For the CMIP5 CGCMs, we used a combination of the historical runs and future runs from the first ensemble member (r1i1p1) of each of 27 models from the Coupled Model Intercomparison Project 5 (CMIP5) under a high emission scenario (representative concentration pathway 8.5, RCP8.5)55,56. To minimise the effect of unforced interannual variability, we extracted 2 periods of 31 years each, 1869–1899 and 2001–2031, representing the Natural and the Actual climate states respectively. For each of these 31 year periods, we then extracted the driest three years based on a three-year running average to represent the drought periods across the models.

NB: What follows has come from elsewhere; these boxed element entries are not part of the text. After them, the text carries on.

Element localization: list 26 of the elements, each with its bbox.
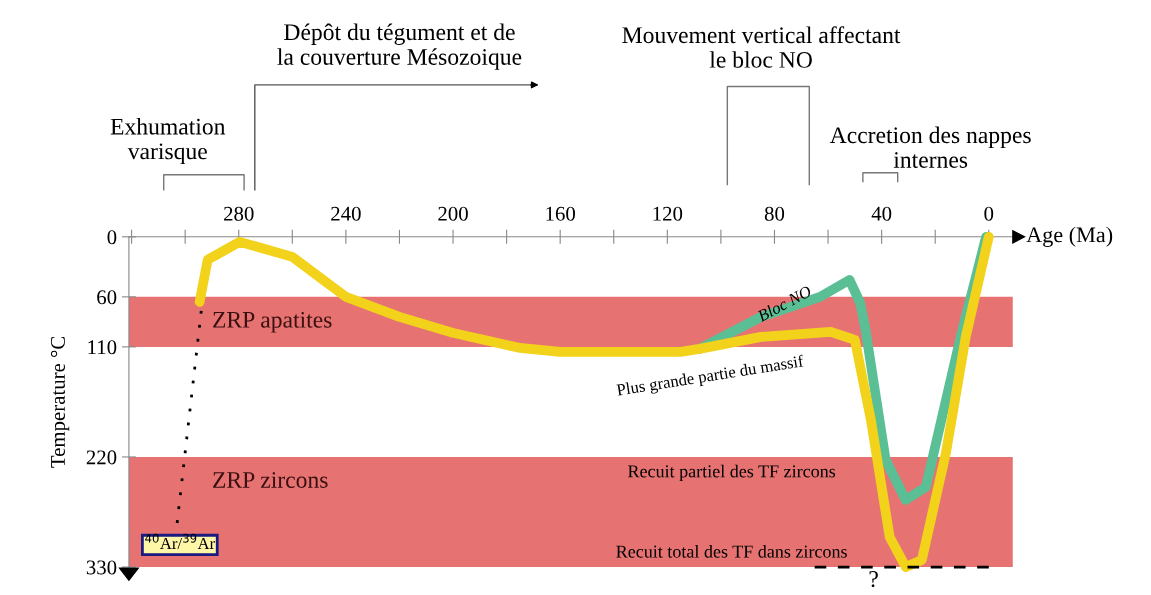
text: Accretion des nappes internes xyxy=(829,126,1031,168)
text: Exhumation varisque xyxy=(110,117,226,165)
text: ? xyxy=(869,571,878,588)
annotation: Recuit partiel des TF zircons xyxy=(628,464,836,482)
x-axis-title: Age (Ma) xyxy=(1026,226,1113,247)
x-tick-label: 280 xyxy=(224,206,254,221)
text: Dépôt du tégument et de la couverture Mésozoique xyxy=(277,23,522,70)
x-tick-label: 80 xyxy=(764,206,785,221)
x-tick-label: 120 xyxy=(653,206,683,221)
annotation: Recuit total des TF dans zircons xyxy=(616,544,847,558)
x-tick-label: 240 xyxy=(331,206,361,221)
text: Plus grande partie du massif xyxy=(616,354,805,400)
x-tick-label: 160 xyxy=(546,206,576,221)
y-tick-label: 330 xyxy=(86,560,117,575)
y-tick-label: 110 xyxy=(88,340,117,355)
y-tick-label: 60 xyxy=(97,290,117,305)
band-label: ZRP zircons xyxy=(213,472,328,488)
band-label: ZRP apatites xyxy=(213,311,332,333)
text: Bloc NO xyxy=(756,284,813,323)
x-tick-label: 0 xyxy=(984,206,994,221)
x-tick-label: 200 xyxy=(438,206,468,221)
x-tick-label: 40 xyxy=(871,206,892,221)
y-axis-title: Temperature °C xyxy=(50,336,70,468)
text: Mouvement vertical affectant le bloc NO xyxy=(622,26,901,68)
y-tick-label: 0 xyxy=(107,230,117,245)
y-tick-label: 220 xyxy=(86,450,117,465)
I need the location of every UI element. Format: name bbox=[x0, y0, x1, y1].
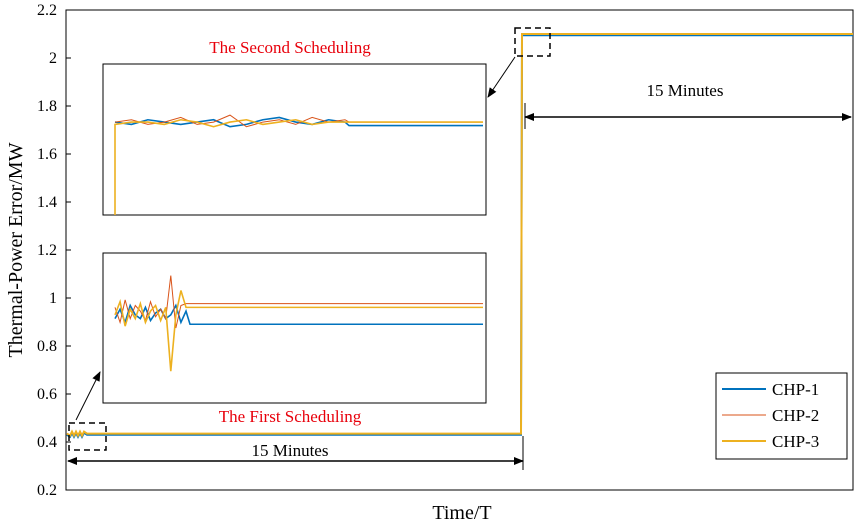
y-tick-label: 2.2 bbox=[37, 2, 57, 19]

2.4.2 Climate model evaluation for the hydrological modelling domain
All climate models were evaluated specifically for the southwestern Cape modelling domain using precipitation observations from the University of East Anglia Climate Research Unit (CRU) and reanalysis data from the European Centre for Medium-Range Weather Forecasts (ECMWF – ERA version 5: ERA5). We found that the models were able to reproduce seasonal and spatial variations of the observed rainfall to a satisfactory level, and that bias correction (see below) addressed any major deficiencies affecting the inputs to the hydrological model (Supplementary Fig. 8, 9).
2.4.3 Bias correction
We extracted daily precipitation and daily minimum and maximum temperature from each climate model simulation from the corresponding nearest grid point to each rainfall or reference evapotranspiration observed station used to drive the hydrological model. Data were extracted for a period of 15 years (2004–2018) for the AGCMs and 31 years (1869–1899 and 2001–2031) for the CGCMs for both the Actual and Natural climate states. We derived reference evapotranspiration from the temperature data following57.
Before isolating the drought years (see 2.4.1) for analysis from the climate data and running these in the hydrological models, we bias corrected the climate model data using a standard quantile-quantile bias correction approach58,59 based on the nearest observed station driving the baseline hydrological model and a 20-day moving window. For the Actual climate state, quantile-quantile bias correction was performed by using a 20-day moving window around each day in all years to generate empirical cumulative distribution functions (ECDF) for the data for both observed station and climate model data. The quantiles for the observed station data were then mapped onto the corresponding model quantiles and the value for the observed data extracted as the new bias corrected daily value. For the Natural climate state, we aligned the daily quantiles for each of the simulations with the corresponding daily quantiles in the climate model data from the Actual climate state, and then used the corresponding observed station quantile value as the bias corrected value. Bias correction further improved the correlations with inter-annual and seasonal variations of local rainfall observation stations (Supplementary Fig. 10, 11).